Pouvez-vous nous parler de la genèse de votre théâtre et de votre processus de création ?
J’ai démarré dans le droit social dans le cadre de mes études et lors d’un stage je me suis rendue compte que je ne voulais pas du tout travailler dans ce milieu. En réalité, j’avais envie de faire du théâtre. De la création aux répétitions en passant par le contact avec ma famille de théâtre, tous ces aspects me plaisent dans ce que je fais. Surtout le processus de création qui est un travail d’enquête.
Il y a vraiment un travail de terrain et de documentation en amont de l’écriture de mes pièces. Pour faire cette “écriture du réel”, je me sers beaucoup de la sociologie qui est pour moi une observation de la société et du monde, de comment il se construit. Cela dit, mon intention n’est pas de faire de l’explication aux spectateurs mais de mettre en question un sujet sur scène par le médium de la fiction.
Quels objectifs poursuivez-vous à travers cette démarche ?
Bien au-delà de proposer un beau moment de théâtre avec une belle mise en scène et de bons comédiens, ce qui m’intéresse davantage c’est de pouvoir échanger au-delà de l’aspect strictement théâtral ou artistique. Le but c’est d’amener un échange plus citoyen de discussions, de réflexions, de dépassement des préjugés. C’est notamment pour ça qu’à chaque fin de spectacle on propose un moment d’échange avec le public.
Échos Ruraux par exemple est un spectacle extrêmement politique. Il s’achève quand même sur “Votons Front National”. C’est une pièce qui n’essaie pas d’expliquer mais amène à se questionner sur le vote RN en milieu rural : pourquoi les habitants de milieux ruraux tendent vers un vote d’extrême droite alors qu’ils ne sont pas nécessairement confrontés à l’immigration ou aux clichés du RN. Ce qui est intéressant c’est d’essayer de comprendre les liens entre ruralité et le RN.

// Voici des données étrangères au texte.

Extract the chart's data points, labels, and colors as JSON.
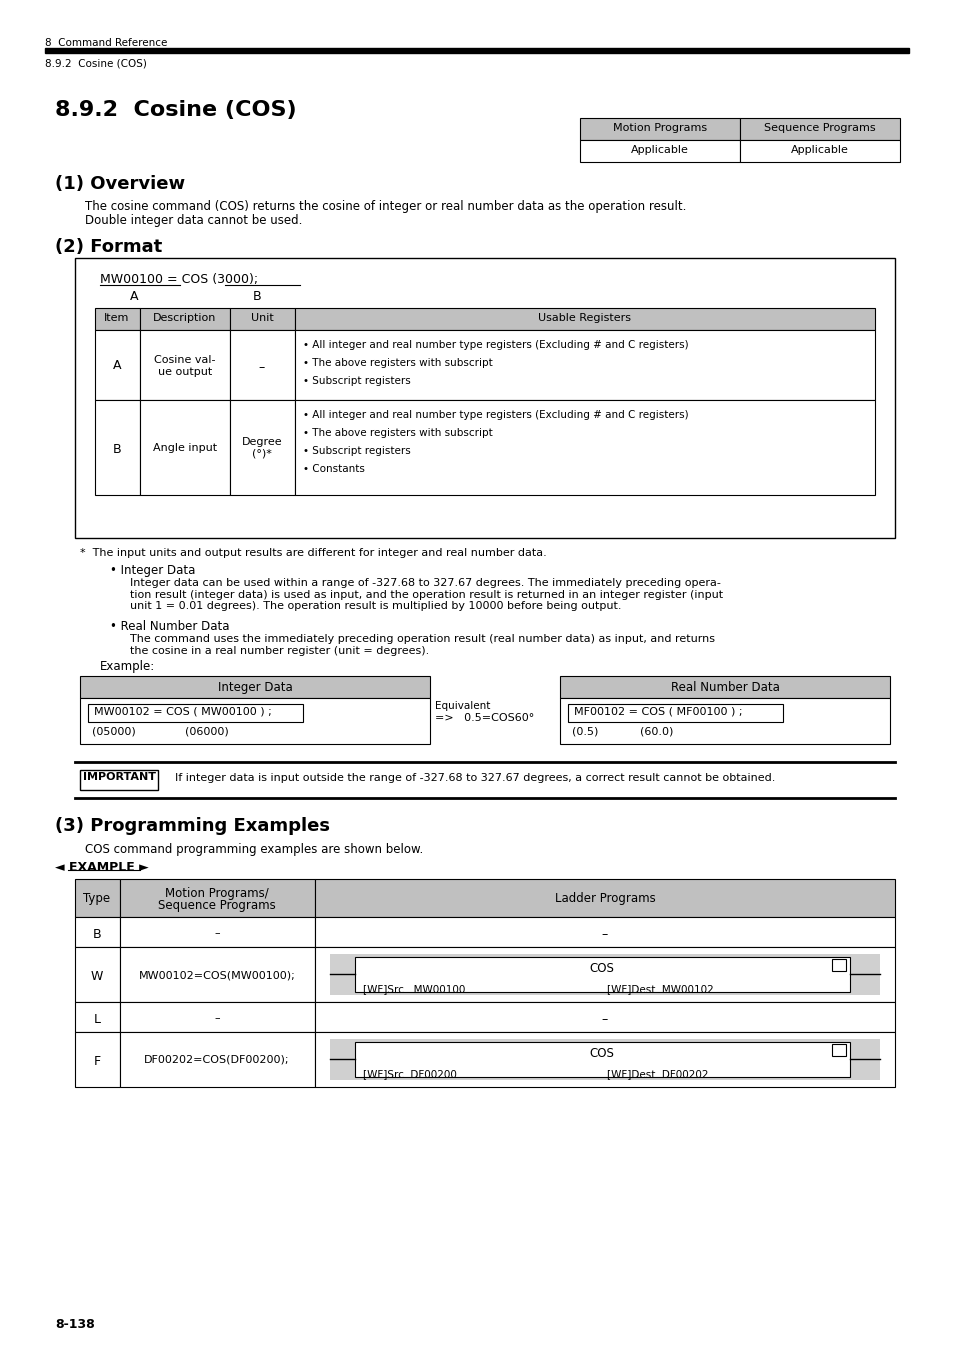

Dans cette même idée d’échange, je pense que le débat est nécessaire. On a joué Échos
Ruraux devant des publics qui votent RN. Ça a ouvert un débat et on s’est rendu compte que c’était précisément ce qui manquait : le débat. Les citoyen.ne.s sont en manque de politique. On est dans une pauvreté du débat aujourd’hui et du fait d’avoir parcouru la France entière avec cette pièce, on s’est également rendu compte à quel point une majorité de Français.es ont le sentiment de ne pas être représenté.e.s.
Pour en revenir à votre question, mon but n’est pas de convaincre mais simplement
d’amener la réflexion, la prise en compte d’autres points de vue, de montrer qu’il est
possible de réfléchir autrement.
Et dans cette démarche d’amener le débat via le théâtre politique, rencontrez-vous certaines difficultés ?
Le théâtre politique peut faire peur à certains lieux et pour moi la problématique majeure c’est le manque de financement. Il n’y a pas assez d’argent qui est mis dans la culture aujourd’hui, les budgets sont extrêmement faibles. Et ce manque de financement est encore plus présent dans le cas du théâtre politique. Même s’il n’y a pas de parti pris, qu’on ne dicte pas aux gens ce qu’ils doivent penser, on a été confrontés à des directeurs de théâtre qui pensent “ce n’est pas pour mon public”. On s’est heurtés ces dernières années à des déprogrammations d’Échos Ruraux. Ce qui peut s’expliquer par la prise de contrôle des politiques sur les structures culturelles. Les élus locaux ou régionaux reprennent la main sur la programmation de leur théâtres municipaux ou gérés par l’agglomération.
Après, à côté de ça, il y a des scènes qui font tout l’inverse, qui vont s’engager mais qui n’auront jamais les moyens de faire plus d’une représentation. À part les centres dramatiques nationaux, les lieux qui ont la possibilité d’acheter plus d’une ou deux dates sont très rares.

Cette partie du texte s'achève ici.